Many of the most famous Champagne houses are open to visitors. However, it is important to make plans well before you arrive, since houses generally require advance internet reservations and there are only a limited number of places on tours. Tourism in the Champagne region got a major boost in 2015 when large swaths of vineyards and many of the Champagne houses and cellars were collectively designated a World Heritage site by UNESCO.
The two main destinations for cellar visits are Reims and Épernay, which are located 40 minutes apart. In Épernay, the Avenue de Champagne is lined with the headquarters of some of the world’s most famous producers, including Moët & Chandon and Perrier-Jouët.
Here are our favorite Champagne houses to visit. We based our selection on the quality of the guided commentary, the size of the tour group, the hospitality and the final tasting.
Ruinart is the oldest Champagne house, having been founded in 1729. The hospitality here is flawless, and the visit itself is fascinating. The tour begins with a history of the house, followed by a look at Ruinart’s art collection, and it then continues underground in chalk quarries that stretch for 5 miles and have been used as wine cellars for nearly three centuries. The small-group tour concludes with a tasting of two Ruinart Champagnes in a well-appointed tasting room. Highly recommended.
Bring a sweater even on a summer day when you visit the caves of this esteemed producer, since the Gallo-Roman cellars dug into chalk beds are 60 feet underground. Taittinger is renowned for producing some of the finest Blanc de Blanc Champagnes (made only from white grapes, chiefly Chardonnay). The tasting that concludes this well-organized tour is a highlight of the experience.
Part of LVMH, the French luxury goods group, Veuve Clicquot takes its name from Madame Barbe-Nicole Clicquot, who became a widow (“veuve,” in French) in 1805 on the death of her husband, François, the son of the house’s founder. Madame Clicquot was the first winemaker to produce rosé Champagne. The tour here includes the labyrinthine quarries used as aging cellars, which served as an infirmary during World War I.
Owned by the same family for four generations, J. de Telmont is one of the most hospitable of all the Champagne cellars. If you come in September during the vendage, you are allowed to walk out into the vineyards for a firsthand look at the harvesting. The house also runs workshops that include a Champagne and cheese tasting.

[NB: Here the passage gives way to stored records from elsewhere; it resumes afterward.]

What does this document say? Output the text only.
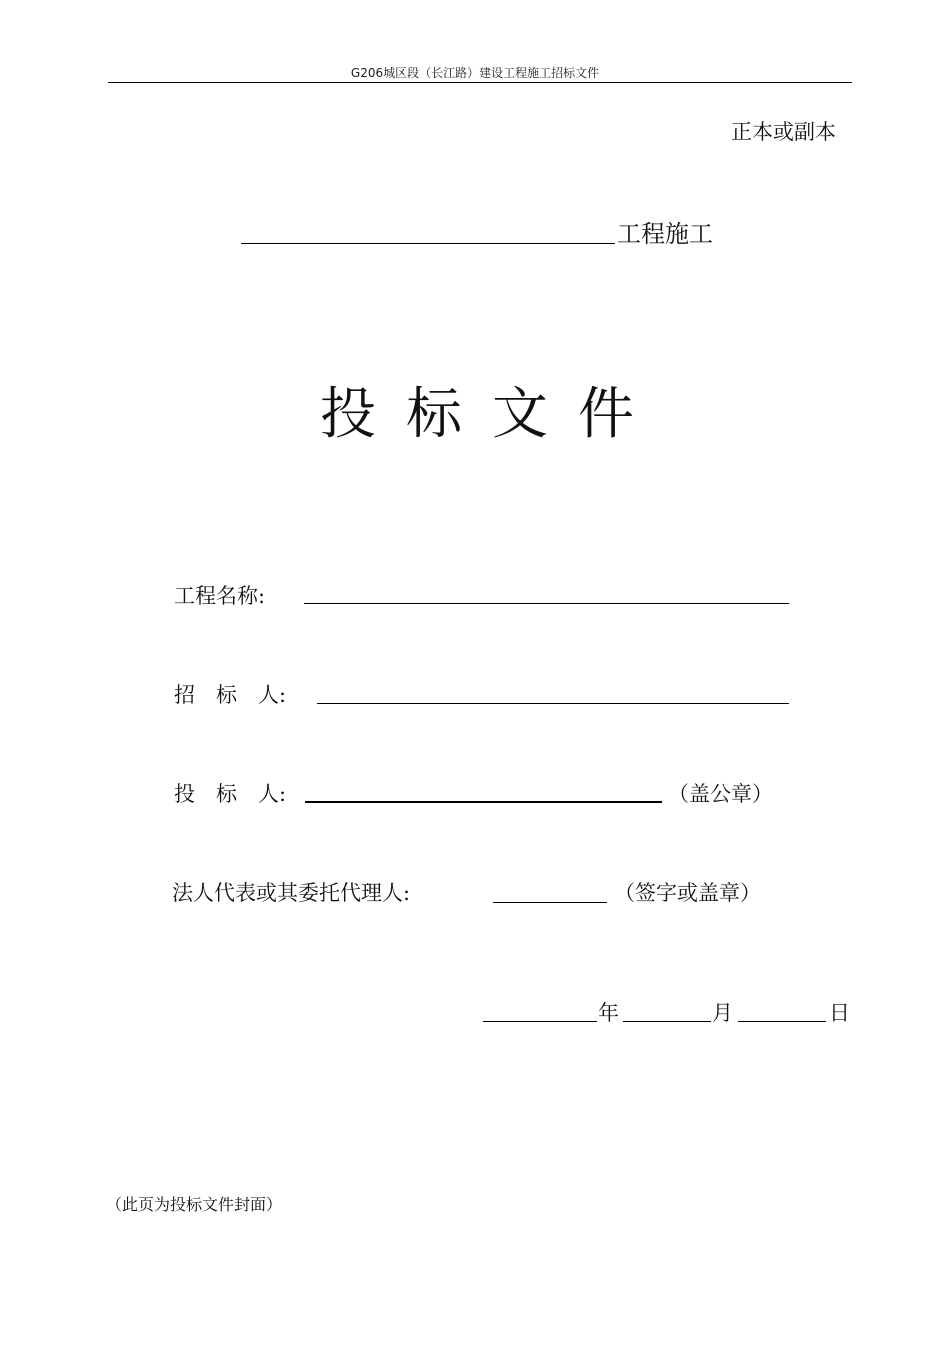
G206城区段（长江路）建设工程施工招标文件
正本或副本
工程施工
投标文件
工程名称:
招　标　人:
投　标　人:	（盖公章）
法人代表或其委托代理人:	（签字或盖章）
年	月	日
（此页为投标文件封面）
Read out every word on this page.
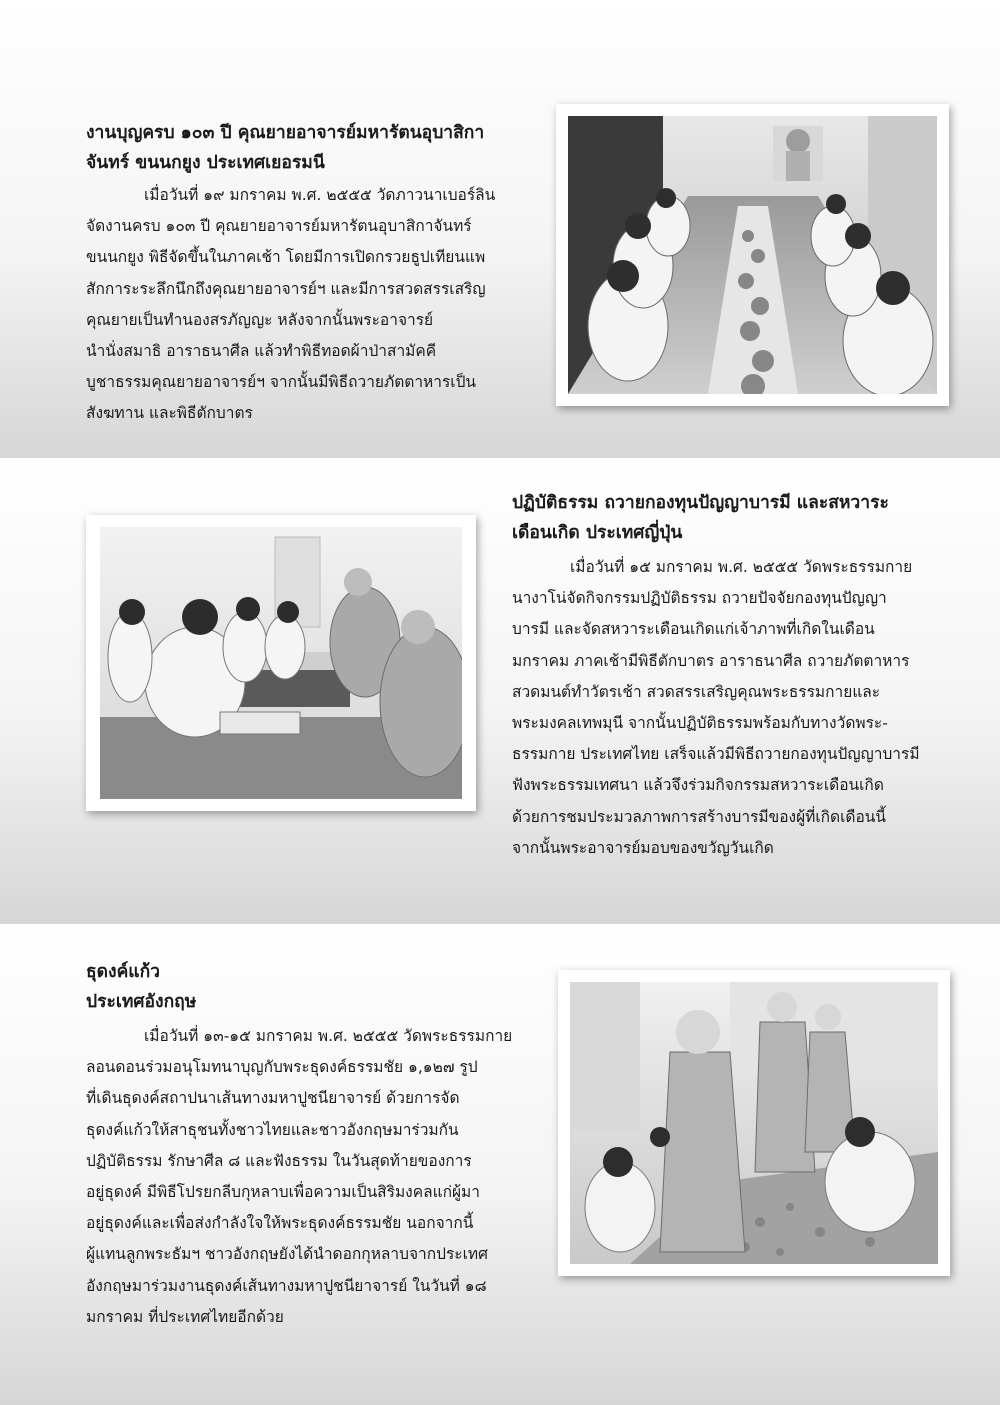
งานบุญครบ ๑๐๓ ปี คุณยายอาจารย์มหารัตนอุบาสิกา
จันทร์ ขนนกยูง ประเทศเยอรมนี

เมื่อวันที่ ๑๙ มกราคม พ.ศ. ๒๕๕๕ วัดภาวนาเบอร์ลิน
จัดงานครบ ๑๐๓ ปี คุณยายอาจารย์มหารัตนอุบาสิกาจันทร์
ขนนกยูง พิธีจัดขึ้นในภาคเช้า โดยมีการเปิดกรวยธูปเทียนแพ
สักการะระลึกนึกถึงคุณยายอาจารย์ฯ และมีการสวดสรรเสริญ
คุณยายเป็นทำนองสรภัญญะ หลังจากนั้นพระอาจารย์
นำนั่งสมาธิ อาราธนาศีล แล้วทำพิธีทอดผ้าป่าสามัคคี
บูชาธรรมคุณยายอาจารย์ฯ จากนั้นมีพิธีถวายภัตตาหารเป็น
สังฆทาน และพิธีตักบาตร

ปฏิบัติธรรม ถวายกองทุนปัญญาบารมี และสหวาระ
เดือนเกิด ประเทศญี่ปุ่น

เมื่อวันที่ ๑๕ มกราคม พ.ศ. ๒๕๕๕ วัดพระธรรมกาย
นางาโน่จัดกิจกรรมปฏิบัติธรรม ถวายปัจจัยกองทุนปัญญา
บารมี และจัดสหวาระเดือนเกิดแก่เจ้าภาพที่เกิดในเดือน
มกราคม ภาคเช้ามีพิธีตักบาตร อาราธนาศีล ถวายภัตตาหาร
สวดมนต์ทำวัตรเช้า สวดสรรเสริญคุณพระธรรมกายและ
พระมงคลเทพมุนี จากนั้นปฏิบัติธรรมพร้อมกับทางวัดพระ-
ธรรมกาย ประเทศไทย เสร็จแล้วมีพิธีถวายกองทุนปัญญาบารมี
ฟังพระธรรมเทศนา แล้วจึงร่วมกิจกรรมสหวาระเดือนเกิด
ด้วยการชมประมวลภาพการสร้างบารมีของผู้ที่เกิดเดือนนี้
จากนั้นพระอาจารย์มอบของขวัญวันเกิด

ธุดงค์แก้ว
ประเทศอังกฤษ

เมื่อวันที่ ๑๓-๑๕ มกราคม พ.ศ. ๒๕๕๕ วัดพระธรรมกาย
ลอนดอนร่วมอนุโมทนาบุญกับพระธุดงค์ธรรมชัย ๑,๑๒๗ รูป
ที่เดินธุดงค์สถาปนาเส้นทางมหาปูชนียาจารย์ ด้วยการจัด
ธุดงค์แก้วให้สาธุชนทั้งชาวไทยและชาวอังกฤษมาร่วมกัน
ปฏิบัติธรรม รักษาศีล ๘ และฟังธรรม ในวันสุดท้ายของการ
อยู่ธุดงค์ มีพิธีโปรยกลีบกุหลาบเพื่อความเป็นสิริมงคลแก่ผู้มา
อยู่ธุดงค์และเพื่อส่งกำลังใจให้พระธุดงค์ธรรมชัย นอกจากนี้
ผู้แทนลูกพระธัมฯ ชาวอังกฤษยังได้นำดอกกุหลาบจากประเทศ
อังกฤษมาร่วมงานธุดงค์เส้นทางมหาปูชนียาจารย์ ในวันที่ ๑๘
มกราคม ที่ประเทศไทยอีกด้วย
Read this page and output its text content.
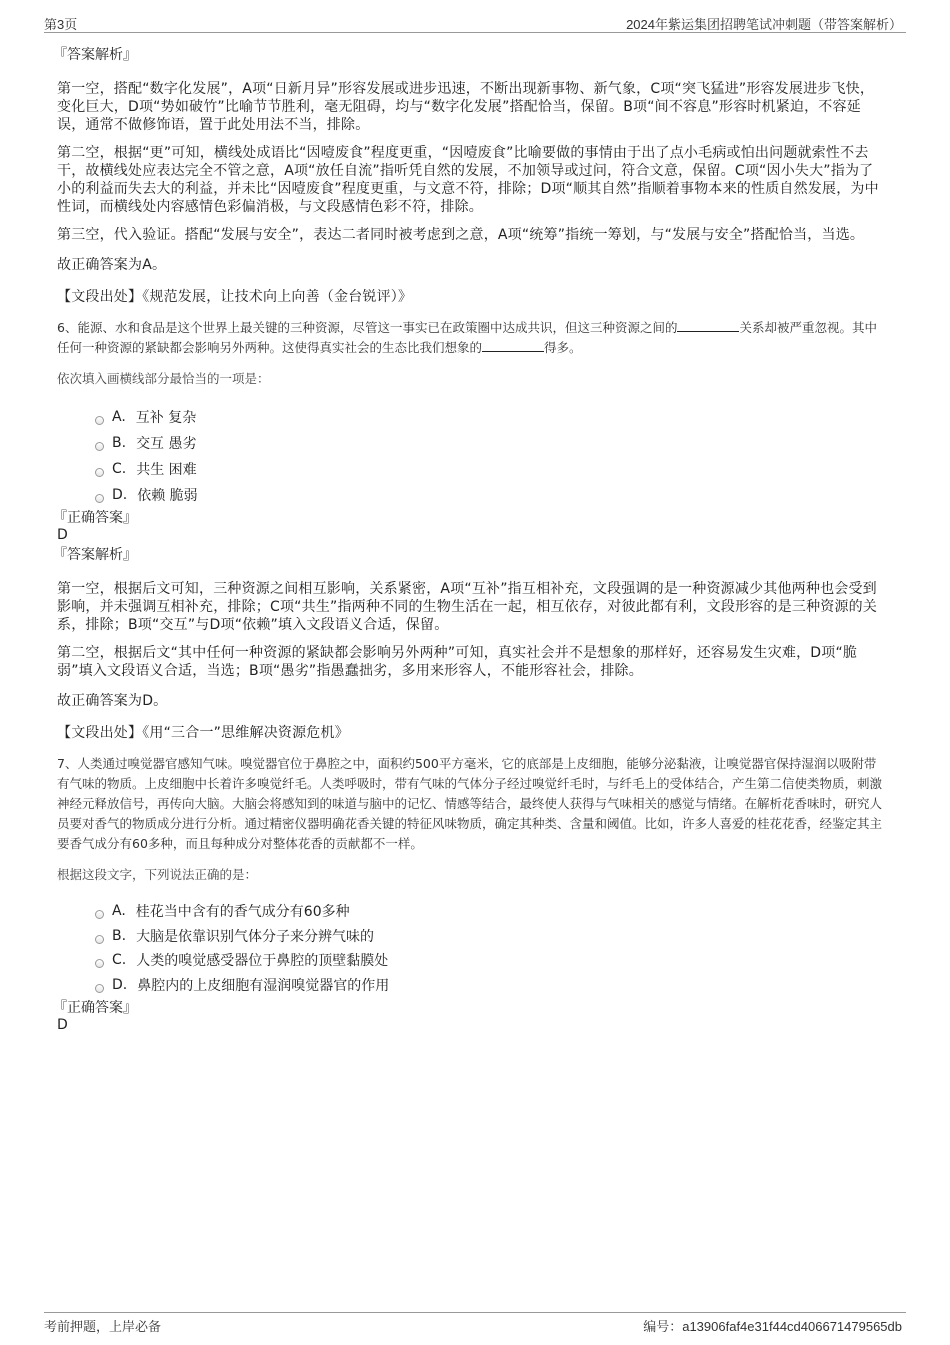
第3页	2024年紫运集团招聘笔试冲刺题（带答案解析）
『答案解析』

第一空，搭配“数字化发展”，A项“日新月异”形容发展或进步迅速，不断出现新事物、新气象，C项“突飞猛进”形容发展进步飞快，变化巨大，D项“势如破竹”比喻节节胜利，毫无阻碍，均与“数字化发展”搭配恰当，保留。B项“间不容息”形容时机紧迫，不容延误，通常不做修饰语，置于此处用法不当，排除。

第二空，根据“更”可知，横线处成语比“因噎废食”程度更重，“因噎废食”比喻要做的事情由于出了点小毛病或怕出问题就索性不去干，故横线处应表达完全不管之意，A项“放任自流”指听凭自然的发展，不加领导或过问，符合文意，保留。C项“因小失大”指为了小的利益而失去大的利益，并未比“因噎废食”程度更重，与文意不符，排除；D项“顺其自然”指顺着事物本来的性质自然发展，为中性词，而横线处内容感情色彩偏消极，与文段感情色彩不符，排除。

第三空，代入验证。搭配“发展与安全”，表达二者同时被考虑到之意，A项“统筹”指统一筹划，与“发展与安全”搭配恰当，当选。

故正确答案为A。

【文段出处】《规范发展，让技术向上向善（金台锐评）》

6、能源、水和食品是这个世界上最关键的三种资源，尽管这一事实已在政策圈中达成共识，但这三种资源之间的	关系却被严重忽视。其中任何一种资源的紧缺都会影响另外两种。这使得真实社会的生态比我们想象的	得多。

依次填入画横线部分最恰当的一项是：
A. 互补 复杂
B. 交互 愚劣
C. 共生 困难
D. 依赖 脆弱
『正确答案』
D
『答案解析』

第一空，根据后文可知，三种资源之间相互影响，关系紧密，A项“互补”指互相补充，文段强调的是一种资源减少其他两种也会受到影响，并未强调互相补充，排除；C项“共生”指两种不同的生物生活在一起，相互依存，对彼此都有利，文段形容的是三种资源的关系，排除；B项“交互”与D项“依赖”填入文段语义合适，保留。

第二空，根据后文“其中任何一种资源的紧缺都会影响另外两种”可知，真实社会并不是想象的那样好，还容易发生灾难，D项“脆弱”填入文段语义合适，当选；B项“愚劣”指愚蠢拙劣，多用来形容人，不能形容社会，排除。

故正确答案为D。

【文段出处】《用“三合一”思维解决资源危机》

7、人类通过嗅觉器官感知气味。嗅觉器官位于鼻腔之中，面积约500平方毫米，它的底部是上皮细胞，能够分泌黏液，让嗅觉器官保持湿润以吸附带有气味的物质。上皮细胞中长着许多嗅觉纤毛。人类呼吸时，带有气味的气体分子经过嗅觉纤毛时，与纤毛上的受体结合，产生第二信使类物质，刺激神经元释放信号，再传向大脑。大脑会将感知到的味道与脑中的记忆、情感等结合，最终使人获得与气味相关的感觉与情绪。在解析花香味时，研究人员要对香气的物质成分进行分析。通过精密仪器明确花香关键的特征风味物质，确定其种类、含量和阈值。比如，许多人喜爱的桂花花香，经鉴定其主要香气成分有60多种，而且每种成分对整体花香的贡献都不一样。

根据这段文字，下列说法正确的是：
A. 桂花当中含有的香气成分有60多种
B. 大脑是依靠识别气体分子来分辨气味的
C. 人类的嗅觉感受器位于鼻腔的顶壁黏膜处
D. 鼻腔内的上皮细胞有湿润嗅觉器官的作用
『正确答案』
D
考前押题，上岸必备	编号：a13906faf4e31f44cd406671479565db
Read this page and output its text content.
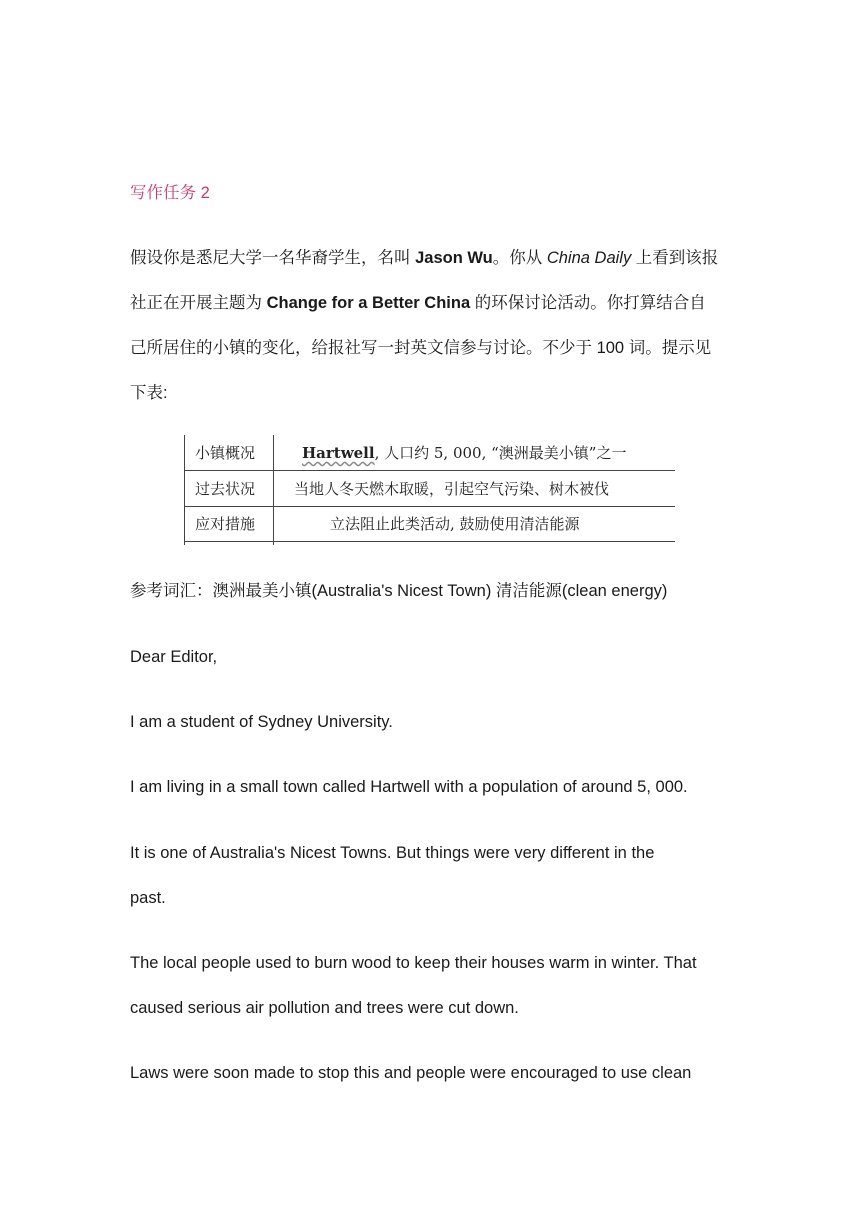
写作任务 2
假设你是悉尼大学一名华裔学生，名叫 Jason Wu。你从 China Daily 上看到该报
社正在开展主题为 Change for a Better China 的环保讨论活动。你打算结合自
己所居住的小镇的变化，给报社写一封英文信参与讨论。不少于 100 词。提示见
下表:
小镇概况	Hartwell, 人口约 5, 000, “澳洲最美小镇”之一
过去状况	当地人冬天燃木取暖，引起空气污染、树木被伐
应对措施	立法阻止此类活动, 鼓励使用清洁能源
参考词汇：澳洲最美小镇(Australia's Nicest Town) 清洁能源(clean energy)
Dear Editor,
I am a student of Sydney University.
I am living in a small town called Hartwell with a population of around 5, 000.
It is one of Australia's Nicest Towns. But things were very different in the
past.
The local people used to burn wood to keep their houses warm in winter. That
caused serious air pollution and trees were cut down.
Laws were soon made to stop this and people were encouraged to use clean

Billecart-Salmon is a relatively small producer that makes only about 2 million bottles a year using grapes from its own 35 acres of vineyards. Its most exclusive vintage is Le Clos Saint-Hilaire, a wine that takes its name from the patron saint of the local church; only 7,000 bottles are produced annually, and each of them is numbered. In addition to the cellars, there is also a beautiful walled garden. Requests for a visit must be made through the website, as far in advance as possible.
To visit the cellars of some of the “grower” (small producer) Champagne houses like De Sousa in Avize, which makes superb Blanc de Blanc Champagnes from biodynamically grown grapes, it is best to seek the help of a local tour company. The Champagne Tour Co. charges 400 Euros for a half-day tour with a guide and driver, which might include a visit to Dom Pérignon’s tomb in the abbey at Hautvillers and a private tour of the Dom Pérignon cellars. Clos Driver has access to an outstanding selection of small producers, including Emmanuel Brochet and Françoise Bedel.
One of the most rewarding experiences of a visit to Champagne is to discover the huge diversity of the wine’s styles in a Champagne bar. This will allow you to compare and contrast in the most agreeable of ways. Two of our favorites are C. Comme in Épernay and Le Wine Bar by Le Vintage in Reims.